Шутов долго думал и понял, в чем дело: государство, оправившись от потрясений, принялось вырабатывать единый для всех, сине-бело-красный с золотом, позитив, и любые группы граждан, предлагающие от себя позитив иной окраски и тональности, стали нарушителями госмонополии на важнейший символический капитал. Осознав, что сделался комком в каше, Шутов какое-то время строил планы — а не продать ли квартиру в Москве, не уехать ли десятью-двенадцатью семьями куда-нибудь далеко. Выкупить на Урале крепкие, серебряные от старости, дома в заброшенной деревне, поселиться среди природной каменной причудливости и хвойного шума, завести коров, косить траву, молиться Богу. Однако уральская идиллия вскоре была перечеркнута тем соображением, что в покое поселенцев не оставят ни в коем случае, потому что это будет уже не просто самодеятельность, а захват территории. Государство обязательно почувствует крохотную дырку в своей обширной шкуре, болезненный укол отчуждения. Шутов так и видел наезжающих со всех сторон милиционеров на мотоциклах с коляской, милиционеров на просмоленных моторных лодках; видел оцепление вокруг деревни из горланящих журналистов и тихих до поры спецназовцев, с трикотажными черными бошками на камуфляжных плечищах, очень всерьез вооруженных. Казалось — тупик.

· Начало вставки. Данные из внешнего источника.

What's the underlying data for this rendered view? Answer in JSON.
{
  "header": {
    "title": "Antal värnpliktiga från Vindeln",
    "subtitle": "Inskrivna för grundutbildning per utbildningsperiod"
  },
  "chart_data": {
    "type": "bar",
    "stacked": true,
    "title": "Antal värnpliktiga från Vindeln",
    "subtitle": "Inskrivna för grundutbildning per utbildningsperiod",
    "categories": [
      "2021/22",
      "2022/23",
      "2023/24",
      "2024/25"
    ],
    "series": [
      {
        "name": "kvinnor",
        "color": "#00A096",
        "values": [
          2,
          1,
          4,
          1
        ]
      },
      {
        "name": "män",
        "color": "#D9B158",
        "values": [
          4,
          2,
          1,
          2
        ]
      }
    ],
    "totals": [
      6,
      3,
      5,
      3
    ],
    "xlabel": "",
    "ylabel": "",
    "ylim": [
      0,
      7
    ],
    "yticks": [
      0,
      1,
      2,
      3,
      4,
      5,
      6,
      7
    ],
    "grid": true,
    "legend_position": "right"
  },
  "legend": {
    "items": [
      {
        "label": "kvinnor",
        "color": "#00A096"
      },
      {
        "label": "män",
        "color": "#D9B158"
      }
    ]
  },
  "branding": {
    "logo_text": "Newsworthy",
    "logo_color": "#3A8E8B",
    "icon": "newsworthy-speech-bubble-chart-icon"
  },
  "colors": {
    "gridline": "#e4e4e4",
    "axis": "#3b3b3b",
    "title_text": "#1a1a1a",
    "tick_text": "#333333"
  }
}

Решение Шутову подсказал пьяненький мужичонка в легком не по сезону, бумажном на холоде плащике, в раззявленных башмачищах, измаранных еще осенней посеревшей грязью, присохшей мертво, как бетон. Испитая морда мужичонки, от которой остались одни морщины и грубые кости, свидетельствовала о большом алкогольном стаже; он шарашился у выхода из метро, хватал пустые бутылки, что оставляла на бортике и на ступенях пивная молодежь, скрежетал туго набитой стеклом матерчатой сумкой, спотыкался, пихал людей. На мужичонку никто не смотрел: люди, в клубах сырого пара, текли из мокрой январской подземки, бежали по едким, насыщенным химией лужам, и даже тот, кто натыкался на дурно пахнущее чучело, поспешно отводил глаза. Все в этом алкоголике, от распухших башмаков до непокрытой лысинки, видом напоминавшей яичко в растрепанном гнезде, взывало к сильным чувствам — от жалости до презрения к человеческой природе; тем не менее, он был невидимкой, единственный из всех.